Consultations covered the financial status of Software AG and its subsidiaries, the acquisition strategy of Software AG, the current and longer-term development of the individual business segments, and the corresponding strategies for products, sales, and marketing. The Supervisory Board also received written reports on business development from the Executive Board on a monthly basis.

The Supervisory Board includes the following committees:

  • The Committee for Compensation and Succession Issues
  • The Audit Committee
  • The Nomination Committee (since December 14, 2007)

The Committee for Compensation and Succession Issues met six times, and the Audit Committee met twice during 2007. The Nomination Committee convened for the first time on January 18, 2008.

The Supervisory Board continuously held detailed deliberations on the subject of corporate governance and the German Corporate Governance Code in the course of several meetings during fiscal year 2007. The Supervisory and Executive Boards took the necessary steps to continue to comply in full with the recommendations of the Code during the year under review. Remuneration of Executive and Supervisory Board members is again reported individually for fiscal year 2007 (refer to the Remuneration Report).

The declaration pursuant to Section 161 of the German Stock Corporation Act (AktG), issued jointly with the Executive Board, states that in 2007 Software AG complied with the recommendations of the Code in the version dated June 12, 2006, as well as the most recent version of June 14, 2007, without exception and will continue to do so in the future. This declaration of compliance has been made public on the Company's website www.softwareag.com.

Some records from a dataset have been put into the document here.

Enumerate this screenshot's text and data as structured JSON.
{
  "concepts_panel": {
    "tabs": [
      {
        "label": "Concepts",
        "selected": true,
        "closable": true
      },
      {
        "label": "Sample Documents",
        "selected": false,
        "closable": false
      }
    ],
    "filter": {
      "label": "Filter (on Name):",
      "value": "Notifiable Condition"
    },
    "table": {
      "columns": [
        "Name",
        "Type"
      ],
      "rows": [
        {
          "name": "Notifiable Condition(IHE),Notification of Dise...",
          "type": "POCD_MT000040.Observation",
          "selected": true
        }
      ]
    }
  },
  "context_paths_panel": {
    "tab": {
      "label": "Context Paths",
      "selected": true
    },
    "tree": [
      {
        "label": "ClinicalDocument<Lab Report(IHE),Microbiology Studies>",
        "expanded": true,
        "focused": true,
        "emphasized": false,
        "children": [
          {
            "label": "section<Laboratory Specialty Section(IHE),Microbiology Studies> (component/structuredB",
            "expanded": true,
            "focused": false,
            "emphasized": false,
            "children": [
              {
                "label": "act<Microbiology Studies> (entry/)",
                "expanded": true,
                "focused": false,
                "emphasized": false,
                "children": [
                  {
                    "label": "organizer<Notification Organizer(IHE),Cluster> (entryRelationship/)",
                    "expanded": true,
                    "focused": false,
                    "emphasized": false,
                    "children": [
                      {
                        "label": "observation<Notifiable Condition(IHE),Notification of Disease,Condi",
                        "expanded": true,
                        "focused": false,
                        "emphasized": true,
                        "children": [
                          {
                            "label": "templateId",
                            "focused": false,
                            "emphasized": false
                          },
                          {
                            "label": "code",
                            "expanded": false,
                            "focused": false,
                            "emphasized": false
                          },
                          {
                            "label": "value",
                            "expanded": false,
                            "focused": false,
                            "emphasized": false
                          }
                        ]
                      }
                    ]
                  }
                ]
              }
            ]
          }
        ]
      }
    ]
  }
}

In 2007, the efforts of the Supervisory Board of Software AG were primarily focused on the acquisitions undertaken by the Company with the objective of expanding the product portfolio and stabilizing the Group's growth:

  • The meetings in March 2007 were in preparation for the Annual Shareholders' Meeting, which took place on May 11, 2007 in Frankfurt, and the acquisition of SPL Software in Israel.
  • In the meeting in April 2007, the resolution to acquire webMethods, Inc., in Fairfax, USA, laid the foundation for the technological expansion of the product portfolio and hence for sustainable medium-term to long-term growth for Software AG.
  • In the meetings in May and July 2007, a new Management Incentive Plan was discussed and adopted to support the integration of the acquired companies.
  • In another meeting in July 2007, a fundamental reorganization of Executive Board responsibilities was adopted. In this connection, Software AG discontinued its existing regional sales structure and aligned the entire Company in accordance with the two business divisions webMethods and Enterprise Transaction Systems (ETS). Since then, each of the two business lines is represented by two Executive Board members: one for development and one for sales.
  • In October 2007, the Supervisory Board decided to conclude an asset deal with Jacada Ltd., Israel.